Jack McCormack will spend most Saturday afternoons this month the same way he spent most Saturday afternoons last month and the month before. In fact, it’s the same way he has spent much of his free time for more than 60 years: playing bridge.

 

          In all that time, he has never become bored with the game. But even more surprising, he says he’s still never learned it.

 

          “You’ll never learn it,” he says. “You’ll get better — I shudder to think how badly I played early on — but you’ll never get to the point of playing flawlessly. That’s part of the fascination.”

 

          That fascination is what keeps bridge players from around the Metroplex coming to the Valley View Bridge Club in our neighborhood. Every day of the week, dozens of players gather to compete in the game they say never gets old.

 

          “It does not get boring,” says club co-owner Preston Morrow. “If I had time, I’d play twice a day, every day. You’re never gonna pick up the same hand twice, so it’s a continual problem-solving enterprise.”

 

          Members play duplicate bridge at the club, with every table of four playing the exact same hand.
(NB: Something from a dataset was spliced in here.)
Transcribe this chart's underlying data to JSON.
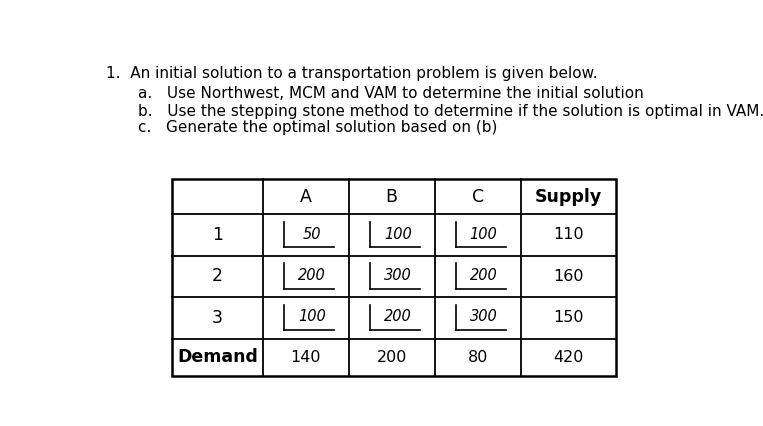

That way, partners don’t just compete against opponents at their table; they go up against every other player in the room.

 

          “The whole idea is to make it a game of skill, not luck,” says Gerrie Owen, the club’s other co-owner. “At home, if you pick up high cards, you win. But not here. Every table has the same cards, so someone else can earn more points than you, based on how they play them.”

 

          Players accumulate points over a lifetime, reaching a number of different milestones along the way. But the points never really win them anything, other than the chance to play increasingly more difficult games and, of course, bragging rights.

 

          Morrow says that’s part of the fun, and personal rivalries and side bets are always going on among players.

 

“We’ll have some players who say: All I need to know is did I beat so-and-so,” he says with a laugh.

 

          “It’s a very ego satisfying game,” Owen says. “People like to win.”

 

          The rules of play — and there are lots of them — are standardized by the American Contract Bridge League. So people traveling to Dallas often stop in for a game at the club. And many people from Dallas , including McCormack, play bridge throughout the world.

 

           “You can play it anywhere,” he says. “I’ve played it in Rio de Janeiro, , , you name it. And we travel to tournaments around the country. My wife likes to drive, and I give her mis-directions.”

 

          Most of today’s bridge players are older adults, but McCormack says it hasn’t always been that way.

 

“It changed with the feminist revolution,” he says. “From the ’50s to the ’70s, women would drop their kids off at school, go play bridge, then go back and pick the kids up. Then they started going to work instead, and the game didn’t get the new players it used to get.”

 

          And in recent years, he says, there has been something of an influx of younger players to the game. He says that might also be the result of a revolution: the technical one.

 

          “They may be picking it up on the computer,” he says. “But I hope they will decide there’s more to life than playing some computer game. I think they’ll get more out of it by playing it with people.”